SNSF Consolidator Grant pour Prof. Daniel Kuhn

Résumé du projet

Uncertainty is traditionally modeled via probability distributions. However, observable statistical data can often be explained by many strikingly different distributions. This "uncertainty about the uncertainty" poses a major challenge for optimization problems with uncertain parameters: estimation errors in the parameters' distribution are amplified through the optimization process and lead to biased (overly optimistic) optimization results as well as post-decision
disappointment in out-of-sample tests.

The emerging field of distributionally robust optimization (DRO) seeks new optimization models whose solutions are optimized against all
distributions consistent with the given prior information. Recent breakthrough work has shown that many DRO models can be solved in
polynomial time even when the corresponding stochastic models are intractable. DRO models also offer a more realistic account of
uncertainty and mitigate the post-decision disappointment characteristic of stochastic models.

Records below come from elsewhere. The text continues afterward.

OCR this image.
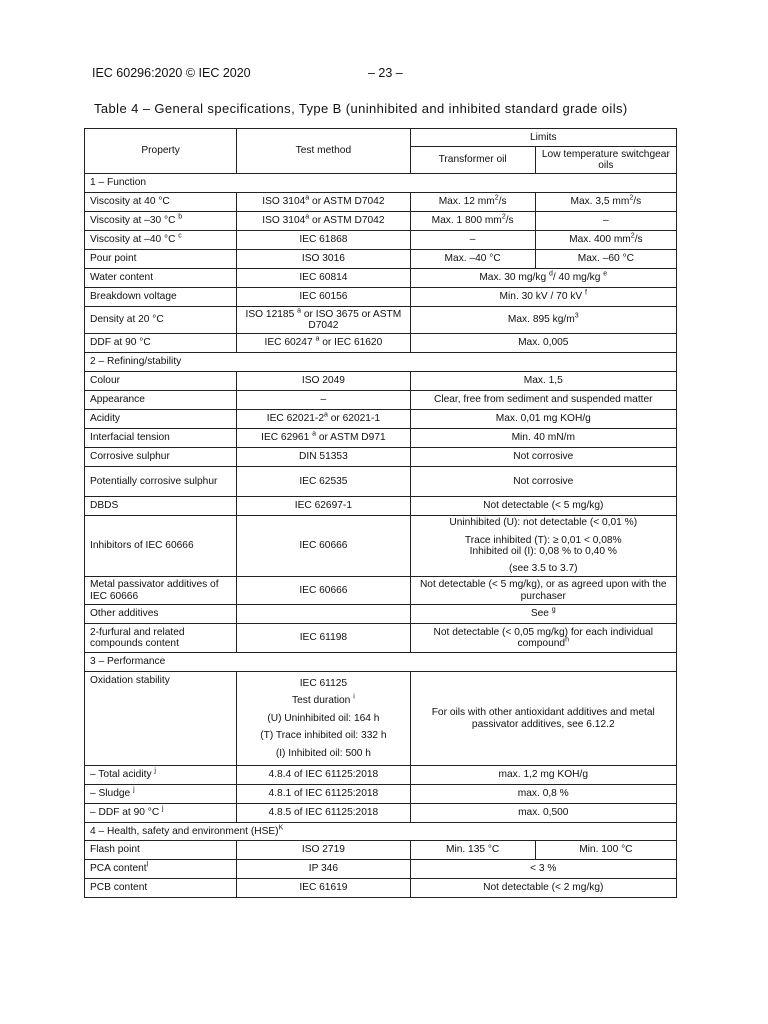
IEC 60296:2020 © IEC 2020	– 23 –
Table 4 – General specifications, Type B (uninhibited and inhibited standard grade oils)
Property	Test method	Limits	
		Transformer oil	Low temperature switchgear oils
1 – Function			
Viscosity at 40 °C	ISO 3104$^a$ or ASTM D7042	Max. 12 $mm^2/s$	Max. 3,5 $mm^2/s$
Viscosity at –30 °C $^b$	ISO 3104$^a$ or ASTM D7042	Max. 1 800 $mm^2/s$	–
Viscosity at –40 °C $^c$	IEC 61868	–	Max. 400 $mm^2/s$
Pour point	ISO 3016	Max. –40 °C	Max. –60 °C
Water content	IEC 60814	Max. 30 mg/kg $^d$/ 40 mg/kg $^e$
Breakdown voltage	IEC 60156	Min. 30 kV / 70 kV $^f$
Density at 20 °C	ISO 12185 $^a$ or ISO 3675 or ASTM D7042	Max. 895 $kg/m^3$
DDF at 90 °C	IEC 60247 $^a$ or IEC 61620	Max. 0,005	
2 – Refining/stability			
Colour	ISO 2049	Max. 1,5	
Appearance	–	Clear, free from sediment and suspended matter	
Acidity	IEC 62021-2$^a$ or 62021-1	Max. 0,01 mg KOH/g	
Interfacial tension	IEC 62961 $^a$ or ASTM D971	Min. 40 mN/m	
Corrosive sulphur	DIN 51353	Not corrosive	
Potentially corrosive sulphur	IEC 62535	Not corrosive	
DBDS	IEC 62697-1	Not detectable (< 5 mg/kg)	
Inhibitors of IEC 60666	IEC 60666	Uninhibited (U): not detectable (< 0,01 %)
Trace inhibited (T): ≥ 0,01 < 0,08%
Inhibited oil (I): 0,08 % to 0,40 %
(see 3.5 to 3.7)	

Metal passivator additives of IEC 60666	IEC 60666	Not detectable (< 5 mg/kg), or as agreed upon with the purchaser	
Other additives		See $^g$
2-furfural and related compounds content	IEC 61198	Not detectable (< 0,05 mg/kg) for each individual compound$^h$
3 – Performance			
Oxidation stability	IEC 61125
Test duration $^i$
(U) Uninhibited oil: 164 h
(T) Trace inhibited oil: 332 h
(I) Inhibited oil: 500 h	For oils with other antioxidant additives and metal passivator additives, see 6.12.2	
– Total acidity $^j$	4.8.4 of IEC 61125:2018	max. 1,2 mg KOH/g	
– Sludge $^j$	4.8.1 of IEC 61125:2018	max. 0,8 %	
– DDF at 90 °C $^j$	4.8.5 of IEC 61125:2018	max. 0,500	
4 – Health, safety and environment (HSE)$^K$
Flash point	ISO 2719	Min. 135 °C	Min. 100 °C
PCA content$^l$	IP 346	< 3 %	
PCB content	IEC 61619	Not detectable (< 2 mg/kg)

This project will advance DRO as a dominant modeling paradigm for optimization under uncertainty and aims to lay the foundations for
industry-size applications. We endeavor to make progress along four directions. (i) Distributions: We will use Choquet theory to
significantly extend the class of distribution families that can be handled in a DRO framework. (ii) Dynamics: We will leverage modern
decision rule techniques to solve dynamic DRO models without incurring a curse of dimensionality. (iii) Decision Support: We plan to develop a
tailor-made modeling language and open-source software to make DRO methods accessible to decision-makers without expert knowledge in
optimization. (iv) Dimensionality: As a guiding principle, we will use tractable conservative approximations whenever necessary to guarantee
that all emerging DRO models remain polynomial-time solvable and thus have the potential to scale to industrially relevant problem sizes.